CINCINNATI -- The Padres view promising young right-handers Luis Perdomo and Dinelson Lamet as integral pieces in their future rotation. And with the season wearing on into the dog days, they won't be babying either of them.
Neither Perdomo nor Lamet has been placed on an innings restriction this season. Given their heavy workloads last year, Padres manager Andy Green doesn't foresee either pitcher being limited over the final two months.
"They're both strong. The ball's coming out of their hand pretty well," Green said. "I don't think they'll hit an innings threshold we're uncomfortable with, so all of those things play in their favor to end the season in the rotation."
Between three levels in the Minors last season, Lamet threw 150 innings. Perdomo, a Rule 5 Draft choice last year, notched 146 2/3 -- the most by a San Diego rookie since Clay Hensley in 2006.
Perdomo, who allowed two runs over six-plus innings in a 7-3 win over the Reds on Tuesday, and Lamet each cracked the 100-innings mark last week. They're projected to exceed their 2016 totals, but only slightly.
"I feel really good physically," Lamet said. "It's something I spent the offseason thinking about. ... That's what I was training for: To get my body in a place where it would be good when fatigue starts to hit this month and September."
The Padres used the All-Star break to push Perdomo and Lamet to the back of the rotation, giving each of them a 12-day break between starts.
It's possible they could do something similar as the season progresses, skipping a start that's sandwiched around an off-day. But that isn't in the plans right now, according to Green -- in part because of injuries and the lack of pitching depth at Triple-A.
In any case, both pitchers had a light early-season workload.
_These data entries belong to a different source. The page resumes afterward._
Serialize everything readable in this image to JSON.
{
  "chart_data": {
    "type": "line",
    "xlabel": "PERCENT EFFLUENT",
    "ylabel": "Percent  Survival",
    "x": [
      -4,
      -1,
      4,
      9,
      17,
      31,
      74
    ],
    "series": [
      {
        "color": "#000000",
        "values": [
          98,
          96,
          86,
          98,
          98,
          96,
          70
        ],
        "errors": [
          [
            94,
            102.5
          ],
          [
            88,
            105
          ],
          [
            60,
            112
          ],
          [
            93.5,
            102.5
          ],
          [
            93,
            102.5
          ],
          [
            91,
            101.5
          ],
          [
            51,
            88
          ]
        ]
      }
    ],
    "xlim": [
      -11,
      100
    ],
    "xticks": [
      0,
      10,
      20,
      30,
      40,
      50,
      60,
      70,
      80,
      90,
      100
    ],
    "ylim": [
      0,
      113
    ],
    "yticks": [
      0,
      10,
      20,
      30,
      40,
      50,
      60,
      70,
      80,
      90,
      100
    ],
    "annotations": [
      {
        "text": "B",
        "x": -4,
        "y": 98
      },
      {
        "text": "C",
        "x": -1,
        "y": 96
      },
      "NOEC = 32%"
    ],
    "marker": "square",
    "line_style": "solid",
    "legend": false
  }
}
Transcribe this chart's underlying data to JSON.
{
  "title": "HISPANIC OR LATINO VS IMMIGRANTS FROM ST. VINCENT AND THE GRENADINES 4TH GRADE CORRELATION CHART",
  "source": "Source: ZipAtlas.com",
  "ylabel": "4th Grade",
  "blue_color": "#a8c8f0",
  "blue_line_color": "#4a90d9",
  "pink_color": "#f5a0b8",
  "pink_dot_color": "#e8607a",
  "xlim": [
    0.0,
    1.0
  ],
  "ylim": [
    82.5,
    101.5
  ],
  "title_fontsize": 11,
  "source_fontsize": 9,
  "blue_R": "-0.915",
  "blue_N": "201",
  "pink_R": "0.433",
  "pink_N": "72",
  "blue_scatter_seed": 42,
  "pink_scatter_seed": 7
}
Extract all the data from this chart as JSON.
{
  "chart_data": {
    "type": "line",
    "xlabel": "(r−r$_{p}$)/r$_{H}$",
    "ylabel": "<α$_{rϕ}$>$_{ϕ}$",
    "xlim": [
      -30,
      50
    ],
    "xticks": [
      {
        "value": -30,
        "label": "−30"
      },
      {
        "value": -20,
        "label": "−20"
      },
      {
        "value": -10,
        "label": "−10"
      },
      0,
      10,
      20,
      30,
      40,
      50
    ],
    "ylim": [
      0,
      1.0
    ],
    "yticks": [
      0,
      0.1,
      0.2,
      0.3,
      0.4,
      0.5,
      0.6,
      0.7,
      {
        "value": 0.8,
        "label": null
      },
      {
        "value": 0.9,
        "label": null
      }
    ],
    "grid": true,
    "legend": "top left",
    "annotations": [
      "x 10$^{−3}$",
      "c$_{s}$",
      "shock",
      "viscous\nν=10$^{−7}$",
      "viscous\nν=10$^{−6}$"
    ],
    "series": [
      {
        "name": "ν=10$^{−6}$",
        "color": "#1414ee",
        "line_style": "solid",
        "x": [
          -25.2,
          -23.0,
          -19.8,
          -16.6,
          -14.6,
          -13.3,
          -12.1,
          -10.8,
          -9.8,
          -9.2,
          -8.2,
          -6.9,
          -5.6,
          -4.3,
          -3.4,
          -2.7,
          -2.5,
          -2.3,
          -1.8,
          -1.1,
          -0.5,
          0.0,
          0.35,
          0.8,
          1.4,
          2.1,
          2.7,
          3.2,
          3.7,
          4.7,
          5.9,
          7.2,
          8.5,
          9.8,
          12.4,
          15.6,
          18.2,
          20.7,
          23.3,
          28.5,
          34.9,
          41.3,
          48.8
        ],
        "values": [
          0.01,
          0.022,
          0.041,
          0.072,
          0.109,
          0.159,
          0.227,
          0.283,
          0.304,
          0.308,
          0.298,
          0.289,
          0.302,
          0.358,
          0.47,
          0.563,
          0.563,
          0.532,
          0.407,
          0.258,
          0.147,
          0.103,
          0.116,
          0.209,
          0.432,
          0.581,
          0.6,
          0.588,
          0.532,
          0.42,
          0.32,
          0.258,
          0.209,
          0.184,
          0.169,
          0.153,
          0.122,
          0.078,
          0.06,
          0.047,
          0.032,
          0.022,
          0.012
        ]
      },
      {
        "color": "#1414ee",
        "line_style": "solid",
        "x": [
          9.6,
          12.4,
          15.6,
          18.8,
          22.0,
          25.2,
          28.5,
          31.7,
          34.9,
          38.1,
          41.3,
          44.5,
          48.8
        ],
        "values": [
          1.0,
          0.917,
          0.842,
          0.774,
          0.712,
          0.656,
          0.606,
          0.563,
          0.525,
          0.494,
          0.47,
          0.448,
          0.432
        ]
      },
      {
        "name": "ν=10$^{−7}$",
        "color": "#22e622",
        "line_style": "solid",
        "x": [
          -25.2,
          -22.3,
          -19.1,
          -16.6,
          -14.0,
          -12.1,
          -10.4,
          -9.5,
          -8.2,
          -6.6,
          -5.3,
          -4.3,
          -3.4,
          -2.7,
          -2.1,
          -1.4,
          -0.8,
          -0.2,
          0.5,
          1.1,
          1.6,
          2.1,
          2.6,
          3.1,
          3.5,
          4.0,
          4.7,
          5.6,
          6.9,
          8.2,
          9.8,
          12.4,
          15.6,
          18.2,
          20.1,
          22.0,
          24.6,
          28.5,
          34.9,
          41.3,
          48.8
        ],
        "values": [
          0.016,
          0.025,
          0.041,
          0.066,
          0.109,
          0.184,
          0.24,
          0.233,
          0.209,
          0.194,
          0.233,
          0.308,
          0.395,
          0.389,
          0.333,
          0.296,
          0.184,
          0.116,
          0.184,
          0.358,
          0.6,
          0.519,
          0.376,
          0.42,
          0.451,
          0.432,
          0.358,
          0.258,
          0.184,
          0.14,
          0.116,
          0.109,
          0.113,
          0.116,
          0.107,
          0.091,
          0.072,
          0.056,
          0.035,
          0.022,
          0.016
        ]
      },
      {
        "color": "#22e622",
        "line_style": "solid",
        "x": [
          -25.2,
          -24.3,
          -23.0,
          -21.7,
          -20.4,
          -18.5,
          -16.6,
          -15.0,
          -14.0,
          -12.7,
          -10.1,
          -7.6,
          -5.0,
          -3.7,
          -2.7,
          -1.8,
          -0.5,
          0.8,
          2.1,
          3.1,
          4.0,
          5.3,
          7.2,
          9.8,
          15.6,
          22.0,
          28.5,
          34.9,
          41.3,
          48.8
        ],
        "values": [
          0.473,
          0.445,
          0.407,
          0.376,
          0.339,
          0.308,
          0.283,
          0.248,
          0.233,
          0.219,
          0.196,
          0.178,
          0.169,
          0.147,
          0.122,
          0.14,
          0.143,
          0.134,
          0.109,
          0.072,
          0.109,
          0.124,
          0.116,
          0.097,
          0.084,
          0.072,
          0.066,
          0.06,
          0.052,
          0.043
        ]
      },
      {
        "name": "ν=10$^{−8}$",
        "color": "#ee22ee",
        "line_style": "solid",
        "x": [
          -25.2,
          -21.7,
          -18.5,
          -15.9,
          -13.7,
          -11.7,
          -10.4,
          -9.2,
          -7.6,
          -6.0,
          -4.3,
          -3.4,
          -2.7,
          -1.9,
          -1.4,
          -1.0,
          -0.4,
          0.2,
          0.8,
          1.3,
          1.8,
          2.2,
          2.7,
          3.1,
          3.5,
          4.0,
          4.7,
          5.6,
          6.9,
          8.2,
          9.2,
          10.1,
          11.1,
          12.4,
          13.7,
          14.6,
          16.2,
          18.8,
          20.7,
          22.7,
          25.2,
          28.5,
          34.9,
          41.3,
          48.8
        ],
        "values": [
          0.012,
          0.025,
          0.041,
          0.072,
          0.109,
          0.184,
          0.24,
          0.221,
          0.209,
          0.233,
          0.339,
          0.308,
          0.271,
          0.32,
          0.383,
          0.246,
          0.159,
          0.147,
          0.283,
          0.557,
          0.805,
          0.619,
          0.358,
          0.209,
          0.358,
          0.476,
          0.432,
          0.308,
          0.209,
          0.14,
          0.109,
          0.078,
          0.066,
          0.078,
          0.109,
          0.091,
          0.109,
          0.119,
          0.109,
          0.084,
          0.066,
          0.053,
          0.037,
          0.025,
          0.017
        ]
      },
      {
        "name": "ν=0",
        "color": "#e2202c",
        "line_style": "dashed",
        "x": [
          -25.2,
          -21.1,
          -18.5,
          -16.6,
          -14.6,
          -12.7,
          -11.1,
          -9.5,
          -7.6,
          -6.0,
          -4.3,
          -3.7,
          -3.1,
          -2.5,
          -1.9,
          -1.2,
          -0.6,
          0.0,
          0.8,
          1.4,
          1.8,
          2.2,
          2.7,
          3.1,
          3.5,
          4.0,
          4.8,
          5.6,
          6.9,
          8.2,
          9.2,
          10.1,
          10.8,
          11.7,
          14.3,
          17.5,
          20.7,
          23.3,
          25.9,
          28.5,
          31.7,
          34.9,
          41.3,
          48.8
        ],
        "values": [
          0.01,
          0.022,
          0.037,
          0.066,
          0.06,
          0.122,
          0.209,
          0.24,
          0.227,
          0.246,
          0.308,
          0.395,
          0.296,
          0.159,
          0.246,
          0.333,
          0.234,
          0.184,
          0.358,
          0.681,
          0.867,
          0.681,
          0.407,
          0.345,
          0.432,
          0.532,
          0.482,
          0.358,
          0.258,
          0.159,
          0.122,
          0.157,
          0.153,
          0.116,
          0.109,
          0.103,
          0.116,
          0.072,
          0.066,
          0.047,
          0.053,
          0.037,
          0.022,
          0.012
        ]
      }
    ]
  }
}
Come September, that should play in the Padres' favor. Perdomo missed two starts with shoulder inflammation that turned out to be minor. Lamet, meanwhile, had the luxury of extra off-days and a more limited pitch count in Triple-A before his May callup.
"Neither one of them are way past what they've done in the past," said Green. "That's what you look at. In Perdomo's case, he missed a portion of the season earlier in the year, as we exercised some caution with the way his shoulder felt. Turned out he was fine, but I think that little bit of missed time enables him to get through the rest of the season."